La hiérarchie du calcul intensif vient de bouger d’un coup. Avec 2,198 ExaFLOPS soutenus en FP64, LineShine devient le premier système à franchir le cap des 2 ExaFLOPS validés sur charge HPL.
La mise à jour de juin du TOP500 place ainsi la Chine au premier rang, devant El Capitan, Aurora et Frontier. Le point le plus notable tient aussi à son architecture : ce résultat est obtenu sans GPU ni autre accélérateur.
LineShine s’impose au sommet du TOP500
Le système affiche 2,198 ExaFLOPS sur HPL, pour un pic théorique de 2,736 ExaFLOPS. Cela représente environ 80 % de performance soutenue par rapport au maximum théorique, un ratio élevé à cette échelle.
Le TOP500 a validé ces chiffres, ce qui en fait la première entrée chinoise officiellement classée et vérifiée à prendre la première place.

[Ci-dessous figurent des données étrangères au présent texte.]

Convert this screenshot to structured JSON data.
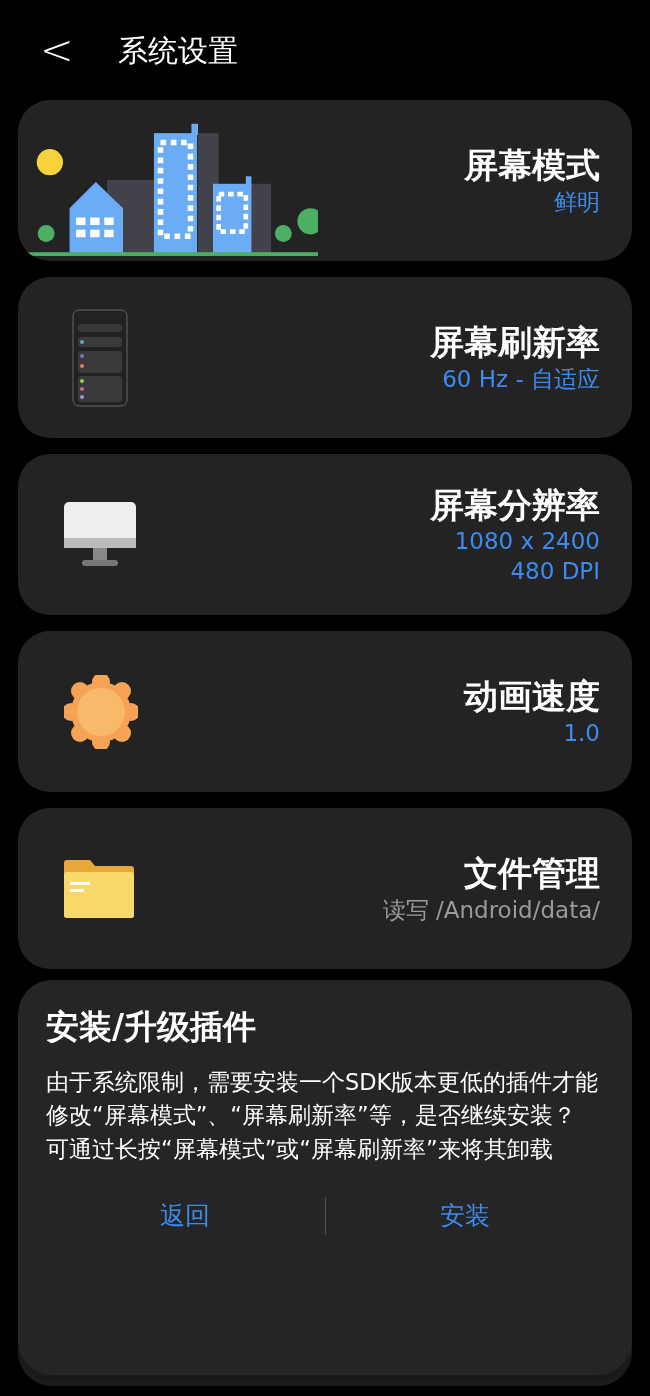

Dans un paysage largement tiré par les formats FP8 pour l’IA en datacenter, LineShine rappelle que le HPC scientifique reste ancré sur le FP64.
Pour mesurer le contraste avec les machines dominées par les accélérateurs, il vaut la peine de revoir les GPU Instinct MI200 d’AMD pour le HPC, qui illustrent l’autre grand chemin pris par le calcul intensif.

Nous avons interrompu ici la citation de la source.